Persistent Inflation and Loss of Purchasing Power

U.S. Consumer Price Index (CPI) data was hotter than expected.

March 2024 U.S.CPI annual inflation rose 3.5%, above expectations of 3.4%.

Core CPI inflation increased 3.8% year-over-year (Y/Y), compared to forecasts for a gain of 3.7%.

The March 2024 Consumer Price Index for All Urban Consumers (CPI-U) report marked a third consecutive 0.4% month-over-month (MoM) increase. On a year-over-year (YoY) basis, inflation rose by a stronger-than-expected 3.5% in March

  • The slightly stronger March Consumer Price Index (CPI) report was driven by rises in shelter and energy prices.
  • March’s stronger year-over-year (YoY) rise in the headline CPI suggests the path to the Fed’s 2% target could take longer than expected.

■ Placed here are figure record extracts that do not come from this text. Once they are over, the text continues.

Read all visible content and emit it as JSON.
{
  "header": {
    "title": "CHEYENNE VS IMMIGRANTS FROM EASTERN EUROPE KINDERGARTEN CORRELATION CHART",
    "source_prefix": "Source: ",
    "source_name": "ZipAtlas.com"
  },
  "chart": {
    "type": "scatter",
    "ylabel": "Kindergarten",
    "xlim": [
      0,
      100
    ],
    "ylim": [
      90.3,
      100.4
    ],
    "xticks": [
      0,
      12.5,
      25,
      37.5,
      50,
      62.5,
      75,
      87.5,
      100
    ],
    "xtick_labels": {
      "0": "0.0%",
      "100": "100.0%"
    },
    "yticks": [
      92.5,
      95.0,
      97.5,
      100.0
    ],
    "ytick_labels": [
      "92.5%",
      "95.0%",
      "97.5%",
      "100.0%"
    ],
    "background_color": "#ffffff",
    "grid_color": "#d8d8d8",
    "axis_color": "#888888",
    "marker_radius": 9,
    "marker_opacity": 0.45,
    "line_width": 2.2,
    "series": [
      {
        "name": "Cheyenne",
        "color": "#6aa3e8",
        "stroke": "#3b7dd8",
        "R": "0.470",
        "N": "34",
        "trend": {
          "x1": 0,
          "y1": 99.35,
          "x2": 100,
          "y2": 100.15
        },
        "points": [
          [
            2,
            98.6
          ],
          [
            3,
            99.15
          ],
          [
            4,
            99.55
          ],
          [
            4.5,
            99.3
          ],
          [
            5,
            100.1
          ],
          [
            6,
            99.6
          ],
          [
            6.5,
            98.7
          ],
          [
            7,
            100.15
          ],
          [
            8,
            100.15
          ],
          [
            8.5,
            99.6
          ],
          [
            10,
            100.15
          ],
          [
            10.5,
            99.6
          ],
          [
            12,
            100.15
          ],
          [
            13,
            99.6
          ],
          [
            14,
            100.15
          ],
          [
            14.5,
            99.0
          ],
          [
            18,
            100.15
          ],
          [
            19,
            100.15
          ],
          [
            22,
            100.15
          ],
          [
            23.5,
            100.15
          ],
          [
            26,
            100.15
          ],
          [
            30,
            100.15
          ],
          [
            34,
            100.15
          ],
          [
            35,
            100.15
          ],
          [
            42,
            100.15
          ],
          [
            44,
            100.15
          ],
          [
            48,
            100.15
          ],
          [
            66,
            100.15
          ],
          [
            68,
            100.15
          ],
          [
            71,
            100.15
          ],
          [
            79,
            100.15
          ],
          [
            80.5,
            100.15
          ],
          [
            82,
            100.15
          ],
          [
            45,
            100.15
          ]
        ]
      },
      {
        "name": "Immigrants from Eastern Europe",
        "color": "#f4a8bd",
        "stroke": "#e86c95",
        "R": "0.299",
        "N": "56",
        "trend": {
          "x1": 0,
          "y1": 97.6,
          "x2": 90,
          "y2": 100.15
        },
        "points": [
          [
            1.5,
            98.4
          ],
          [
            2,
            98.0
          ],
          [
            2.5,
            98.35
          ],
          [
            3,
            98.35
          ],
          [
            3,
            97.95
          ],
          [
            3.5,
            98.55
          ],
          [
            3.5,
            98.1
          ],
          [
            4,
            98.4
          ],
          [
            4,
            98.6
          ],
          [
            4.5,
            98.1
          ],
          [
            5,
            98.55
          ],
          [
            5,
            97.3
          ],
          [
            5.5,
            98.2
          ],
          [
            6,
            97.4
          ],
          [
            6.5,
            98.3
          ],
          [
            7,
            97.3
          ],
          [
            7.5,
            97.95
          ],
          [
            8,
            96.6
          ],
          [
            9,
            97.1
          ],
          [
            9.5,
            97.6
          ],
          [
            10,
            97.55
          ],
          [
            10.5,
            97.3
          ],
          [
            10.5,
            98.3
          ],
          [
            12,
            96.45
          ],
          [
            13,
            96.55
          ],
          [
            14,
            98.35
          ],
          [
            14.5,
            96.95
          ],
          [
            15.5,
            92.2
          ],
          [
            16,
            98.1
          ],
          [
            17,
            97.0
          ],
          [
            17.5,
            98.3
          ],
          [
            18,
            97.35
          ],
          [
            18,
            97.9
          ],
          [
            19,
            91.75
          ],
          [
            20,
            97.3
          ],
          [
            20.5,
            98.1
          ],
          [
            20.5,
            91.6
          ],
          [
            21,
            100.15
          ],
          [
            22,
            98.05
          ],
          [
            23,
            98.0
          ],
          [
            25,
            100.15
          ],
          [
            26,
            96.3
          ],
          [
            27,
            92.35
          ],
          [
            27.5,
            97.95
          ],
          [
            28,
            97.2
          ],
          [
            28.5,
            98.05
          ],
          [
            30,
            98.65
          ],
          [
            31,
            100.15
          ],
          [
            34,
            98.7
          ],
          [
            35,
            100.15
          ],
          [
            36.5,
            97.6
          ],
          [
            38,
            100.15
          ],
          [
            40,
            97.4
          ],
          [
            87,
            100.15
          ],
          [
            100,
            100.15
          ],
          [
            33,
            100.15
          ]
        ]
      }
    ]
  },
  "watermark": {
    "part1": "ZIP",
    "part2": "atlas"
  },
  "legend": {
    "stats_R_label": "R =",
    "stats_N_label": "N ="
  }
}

Persistent Inflation occurs when the U.S. money supply grows more rapidly (to pay for huge fiscal deficits) than the country’s economic output.

Money Supply and Inflation:

When the Federal Reserve (the Fed) increases the money supply, it leads to inflation.

Imagine an economy with $100 and 100 bananas. If the government increases the money supply by 10% to $110, but the banana output only grows by 5% to 105 bananas, we have more money chasing fewer goods. As a result, the average price per banana increases from $1 to roughly $1.05. Thus, the purchasing power of the currency is reduced.

The quantity theory of money (QTM) suggests that the value of money is determined by supply and demand. When the money supply grows faster than economic output, inflation occurs.

Monetarist View:

Monetarists believe that inflation results from too many dollars chasing too few goods. As the money supply grows, the value of money decreases due to supply and demand dynamics.

In summary, managing the money supply is imperative for the Fed. Too much growth can lead to persistent inflation, affecting the purchasing power of the dollar.